General information
- Status: Demolished
- Location: Singapore, Smith Street, Singapore
- Coordinates: 01°16′58.8″N 103°50′33.0″E﻿ / ﻿1.283000°N 103.842500°E
- Named for: Kempeitai
- Completed: 1938
- Demolished: 1975
- Owner: Singapore Improvement Trust
- Landlord: Singapore Improvement Trust
- Affiliation: Kempeitai

Technical details
- Floor count: 3

Design and construction
- Known for: Kempeitai West District Branch in Chinatown, Singapore

= Kempeitai West District Branch =

The Kempeitai West District Branch was one of the branches of the Kempeitai in Singapore besides the much noted Kempeitai East District Branch during the Japanese occupation of Singapore from 1942 to 1945.

==History==

The Singapore Improvement Trust (SIT) was a government organisation set up in 1927 by the British colonial government in the Straits Settlements with the recruitment of Captain Edwin Percy Richards as its deputy chairman in response to the housing needs of the population of Singapore. At the time, many people resided in overcrowded shophouses and squatter settlements, resulting in widespread disease and lack of hygiene and sanitation. The SIT organisation had brought in professional architects and general contractors to resolve this large social problem, with the ultimate goal of building affordable public housing for the common population of Singapore.

==Japanese Occupation of Singapore==

Following the Japanese Occupation of Singapore in 1942, work at SIT came to a standstill with all its senior officers as prisoners-of-war, with a large number of the subordinate staff, however, worked for the Japanese administration. The Kempeitai came under the jurisdiction of the Ministry of War in Tokyo. There were about 200 regular Kempeitai in Singapore but 1,000 auxiliaries were recruited from the army.

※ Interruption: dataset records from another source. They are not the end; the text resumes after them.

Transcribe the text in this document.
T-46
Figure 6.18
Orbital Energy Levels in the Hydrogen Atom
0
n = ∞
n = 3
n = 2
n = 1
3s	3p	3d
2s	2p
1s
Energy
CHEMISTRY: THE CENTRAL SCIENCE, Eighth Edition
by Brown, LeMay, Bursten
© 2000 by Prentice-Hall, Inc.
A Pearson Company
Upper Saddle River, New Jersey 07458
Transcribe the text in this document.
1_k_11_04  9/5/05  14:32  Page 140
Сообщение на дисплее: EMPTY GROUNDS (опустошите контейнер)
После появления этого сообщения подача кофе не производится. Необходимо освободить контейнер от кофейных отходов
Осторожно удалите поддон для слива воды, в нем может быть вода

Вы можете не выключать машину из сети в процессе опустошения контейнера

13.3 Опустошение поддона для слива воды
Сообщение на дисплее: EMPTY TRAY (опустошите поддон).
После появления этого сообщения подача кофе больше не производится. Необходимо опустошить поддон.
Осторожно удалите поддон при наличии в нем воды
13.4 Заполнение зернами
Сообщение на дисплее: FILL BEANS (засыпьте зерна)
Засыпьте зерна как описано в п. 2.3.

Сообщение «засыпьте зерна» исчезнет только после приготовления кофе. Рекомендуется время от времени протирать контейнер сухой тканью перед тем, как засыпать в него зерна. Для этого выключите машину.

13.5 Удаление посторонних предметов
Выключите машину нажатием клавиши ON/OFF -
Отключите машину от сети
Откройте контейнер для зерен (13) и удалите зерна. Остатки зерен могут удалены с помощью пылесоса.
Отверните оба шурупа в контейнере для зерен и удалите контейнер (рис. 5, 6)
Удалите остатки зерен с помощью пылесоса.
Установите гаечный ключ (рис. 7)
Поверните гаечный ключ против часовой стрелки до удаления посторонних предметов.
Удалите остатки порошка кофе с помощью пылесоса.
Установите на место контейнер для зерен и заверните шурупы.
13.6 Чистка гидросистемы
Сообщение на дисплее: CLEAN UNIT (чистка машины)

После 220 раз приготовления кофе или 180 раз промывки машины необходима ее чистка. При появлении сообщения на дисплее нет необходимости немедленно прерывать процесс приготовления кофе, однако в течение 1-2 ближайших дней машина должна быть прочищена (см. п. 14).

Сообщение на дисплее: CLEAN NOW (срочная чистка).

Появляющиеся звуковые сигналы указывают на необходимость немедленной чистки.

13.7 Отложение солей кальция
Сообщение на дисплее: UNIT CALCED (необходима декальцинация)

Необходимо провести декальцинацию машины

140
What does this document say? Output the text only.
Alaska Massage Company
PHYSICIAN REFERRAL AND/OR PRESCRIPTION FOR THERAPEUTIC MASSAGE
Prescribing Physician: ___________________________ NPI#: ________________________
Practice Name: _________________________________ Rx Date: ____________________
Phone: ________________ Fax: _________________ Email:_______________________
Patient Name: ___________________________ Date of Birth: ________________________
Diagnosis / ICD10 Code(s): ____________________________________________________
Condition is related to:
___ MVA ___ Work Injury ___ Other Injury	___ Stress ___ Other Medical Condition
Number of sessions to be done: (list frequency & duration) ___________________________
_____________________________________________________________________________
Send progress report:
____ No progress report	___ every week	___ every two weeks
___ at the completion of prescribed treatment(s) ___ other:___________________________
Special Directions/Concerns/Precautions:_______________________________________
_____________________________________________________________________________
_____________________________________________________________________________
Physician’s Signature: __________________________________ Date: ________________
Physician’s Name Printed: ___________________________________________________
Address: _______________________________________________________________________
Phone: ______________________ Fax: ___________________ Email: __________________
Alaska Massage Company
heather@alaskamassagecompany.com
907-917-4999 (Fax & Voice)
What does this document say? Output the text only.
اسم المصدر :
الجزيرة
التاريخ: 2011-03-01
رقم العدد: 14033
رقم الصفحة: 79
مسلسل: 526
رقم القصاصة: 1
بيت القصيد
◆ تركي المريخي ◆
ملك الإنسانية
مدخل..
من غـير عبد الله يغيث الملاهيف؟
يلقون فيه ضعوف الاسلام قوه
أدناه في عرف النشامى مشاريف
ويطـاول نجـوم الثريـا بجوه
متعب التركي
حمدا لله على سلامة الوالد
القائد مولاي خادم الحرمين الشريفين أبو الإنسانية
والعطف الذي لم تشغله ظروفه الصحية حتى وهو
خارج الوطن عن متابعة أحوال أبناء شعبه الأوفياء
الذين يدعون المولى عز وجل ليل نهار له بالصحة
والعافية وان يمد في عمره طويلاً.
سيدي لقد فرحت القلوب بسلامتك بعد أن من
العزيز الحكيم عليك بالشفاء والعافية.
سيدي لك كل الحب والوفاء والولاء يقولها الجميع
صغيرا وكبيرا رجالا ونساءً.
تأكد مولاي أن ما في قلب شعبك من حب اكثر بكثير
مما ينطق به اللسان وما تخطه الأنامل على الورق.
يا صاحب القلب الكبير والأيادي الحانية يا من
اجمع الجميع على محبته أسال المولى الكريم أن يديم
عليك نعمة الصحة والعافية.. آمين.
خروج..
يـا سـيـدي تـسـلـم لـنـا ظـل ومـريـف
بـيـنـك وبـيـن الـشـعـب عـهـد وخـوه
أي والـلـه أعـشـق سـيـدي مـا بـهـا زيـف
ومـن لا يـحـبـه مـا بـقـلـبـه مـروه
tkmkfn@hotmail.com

The Kempeitai took over a three-storey SIT residential flat which was located at the intersection of Smith Street and New Bridge Road to operate as one of their branches known as the Kempeitai West District Branch. An Old YMCA Building at Stamford Road formed the Kempeitai East District Branch and also the Kempeitai headquarters. The Kempeitai jail was situated at the Outram Prison and another branch at the Central Police Station. The Kempeitai would operated in these buildings in Singapore until 1945.

==Demolition==
The SIT flat buildings (known as New Bridge Estate) along the Smith Street, including the one which once housed Kempeitai West District Branch, were demolished in 1975, A commercial building New Bridge Centre was completed on its former site in 1980.